Le gentleman olympique

23 Juillet 2007 | par

Connaît-on vraiment Pierre de Coubertin ? Le Petit Larousse se contente de le présenter comme un éducateur qui a rénové les Jeux Olympiques. C’est un peu court. En fait, on pourrait dire que Pierre Frédy, baron de Coubertin (1863-1937), est l’exemple même de l’inconnu célèbre. Même la plus fameuse de ses paroles – L’essentiel c’est de participer – n’est pas de lui. Elle fut prononcée à la cathédrale Saint-Paul de Londres par l’évêque de Pennsylvanie, Ethelbert Talbot, à l’occasion de la IVe Olympiade de 1908.
Comme beaucoup de jeunes gens de sa génération, Pierre de Coubertin est profondément marqué par la défaite de 1870 et souhaite ardemment réformer l’éducation de son époque qu’il juge responsable du désastre. Lui-même est un sportif accompli. C’est en visitant les universités britanniques et américaines qu’il prend conscience de l’importance du sport pour le développement de l’individu. Humaniste, inlassable écrivain (il aurait écrit plus de 60 000 pages !), il se fait très tôt le promoteur de l’instauration d’une compétition sportive qui réunirait les athlètes du monde entier dans un esprit de fraternité et de fair-play. C’est en Sorbonne, le 23 juin 1894, au cours du congrès de l’Union des Sociétés Françaises de Sports Athlétiques, qu’il obtient le rétablissement des JO, avec l’appui du délégué grec Démétrios Bikélas, l’autre grand rénovateur des Jeux. Et cela au nez et à la barbe des délégués anglo-saxons, trop occupés à discuter du dogme de l’amateurisme.
Après les premiers jeux d’Athènes (1896), Pierre de Coubertin présidera le Comité International Olympique de 1896 à 1925. En 1914, il conçoit l’actuel drapeau olympique aux cinq anneaux dont les couleurs renvoient aux drapeaux des huit nations en lice à l’époque (et non pas aux cinq continents comme on le croit trop souvent).
Mais il ne parviendra plus vraiment à peser sur l’évolution des jeux, et tempêtera souvent contre leur laxisme grandissant. Sa bête noire : le sport féminin. En 1928, il écrivait encore que « s’il y a des femmes qui veulent jouer au football ou boxer, libre à elles, pourvu que cela se passe sans spectateurs, car les spectateurs qui se groupent autour de telles compétitions n’y viennent point pour voir du sport ». Voilà qui ne le grandit guère, de même que son attitude ambiguë envers le nazisme, qu’il ne condamna jamais explicitement. En fait, c’est tout le personnage qui est difficile à cerner pour un observateur moderne. Il appartient pleinement à la fin du XIXe siècle, une époque qui pose les fondements des premières organisations internationales sous l’impulsion d’humanistes visionnaires.
Pierre de Coubertin fut l’un d’eux. Légèrement pompeux et imbu de sa personne, ce fut néanmoins un véritable génie des relations publiques, dévoué à la cause sportive. Et à ce titre, les plus grands champions auront toujours une dette envers lui.
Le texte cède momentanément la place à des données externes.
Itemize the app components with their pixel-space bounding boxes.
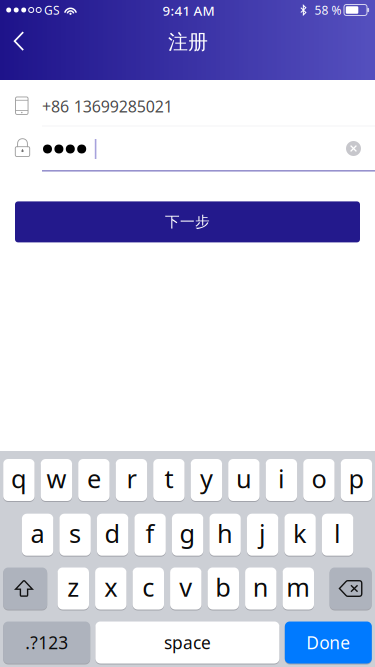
staticText: u xyxy=(236,462,252,495)
staticText: w xyxy=(46,462,66,495)
staticText: x xyxy=(104,570,117,604)
button[interactable]: space xyxy=(95,621,279,664)
button[interactable]: k xyxy=(284,513,316,556)
staticText: space xyxy=(164,631,211,654)
button[interactable]: f xyxy=(134,513,166,556)
staticText: v xyxy=(179,570,192,604)
staticText: s xyxy=(69,516,81,550)
staticText: q xyxy=(11,462,27,495)
button[interactable]: m xyxy=(283,567,314,610)
staticText: b xyxy=(215,570,231,604)
button[interactable]: Done xyxy=(285,621,372,664)
button[interactable]: g xyxy=(172,513,203,556)
staticText: c xyxy=(142,570,154,604)
button[interactable]: Shift xyxy=(3,567,47,610)
button[interactable]: o xyxy=(303,458,335,502)
button[interactable]: u xyxy=(228,458,260,502)
staticText: m xyxy=(286,570,310,604)
staticText: 13699285021 xyxy=(74,96,173,117)
staticText: a xyxy=(31,516,45,550)
staticText: t xyxy=(164,462,173,495)
staticText: i xyxy=(278,462,285,495)
staticText: h xyxy=(217,516,233,550)
staticText: 58 % xyxy=(314,2,342,18)
button[interactable]: e xyxy=(78,458,110,502)
staticText: g xyxy=(180,516,196,550)
button[interactable]: p xyxy=(341,458,372,502)
staticText: 9:41 AM xyxy=(162,2,214,19)
button[interactable]: l xyxy=(322,513,353,556)
button[interactable]: b xyxy=(208,567,239,610)
button[interactable]: w xyxy=(41,458,72,502)
button[interactable]: r xyxy=(116,458,147,502)
staticText: 注册 xyxy=(168,30,208,54)
button[interactable]: Delete xyxy=(330,567,372,610)
button[interactable]: Clear password xyxy=(340,136,366,162)
staticText: Done xyxy=(306,631,350,654)
staticText: 下一步 xyxy=(165,213,210,231)
staticText: GS xyxy=(44,2,60,18)
button[interactable]: q xyxy=(3,458,35,502)
staticText: r xyxy=(126,462,136,495)
staticText: f xyxy=(146,516,155,550)
staticText: o xyxy=(311,462,326,495)
button[interactable]: t xyxy=(153,458,185,502)
button[interactable]: c xyxy=(133,567,164,610)
button[interactable]: v xyxy=(170,567,202,610)
staticText: n xyxy=(253,570,269,604)
button[interactable]: .?123 xyxy=(3,621,90,664)
staticText: e xyxy=(87,462,101,495)
button[interactable]: z xyxy=(58,567,89,610)
button[interactable]: y xyxy=(191,458,222,502)
button[interactable]: x xyxy=(95,567,126,610)
staticText: z xyxy=(67,570,79,604)
staticText: +86 xyxy=(42,96,69,117)
button[interactable]: h xyxy=(209,513,241,556)
button[interactable]: n xyxy=(245,567,276,610)
staticText: d xyxy=(105,516,121,550)
button[interactable]: i xyxy=(266,458,297,502)
staticText: j xyxy=(259,516,266,550)
staticText: l xyxy=(334,516,341,550)
button[interactable]: j xyxy=(247,513,278,556)
button[interactable]: a xyxy=(22,513,53,556)
button[interactable]: 下一步 xyxy=(15,201,360,242)
staticText: y xyxy=(200,462,213,495)
staticText: p xyxy=(348,462,364,495)
staticText: k xyxy=(293,516,307,550)
button[interactable]: Back xyxy=(0,20,40,64)
button[interactable]: d xyxy=(97,513,128,556)
button[interactable]: s xyxy=(59,513,91,556)
staticText: .?123 xyxy=(25,631,68,654)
Des jeux plus chrétiens qu’on ne le pense
Les jeux d’Athènes de 1896 ne furent pas les premiers de l’époque moderne. Dès 1832, le petit séminaire du Rondeau, près de Grenoble, avait institué des Promenades Olympiques destinées aux élèves, avec cérémonies d’ouverture et de clôture, charte olympique et médailles. Ancien élève du Rondeau, le père Henri Didon, un dominicain haut en couleur et passionné de sport, va devenir l’ami et l’inspirateur de Pierre de Coubertin. C’est à lui que l’on doit la future devise olympique, adoptée par le baron : citius, altius, fortius (plus vite, plus haut, plus fort). Mais dans l’esprit du père Didon, “plus haut” signifiait aussi élever son âme et son esprit. Pas seulement gagner. Et sûrement pas gagner à n’importe quel prix.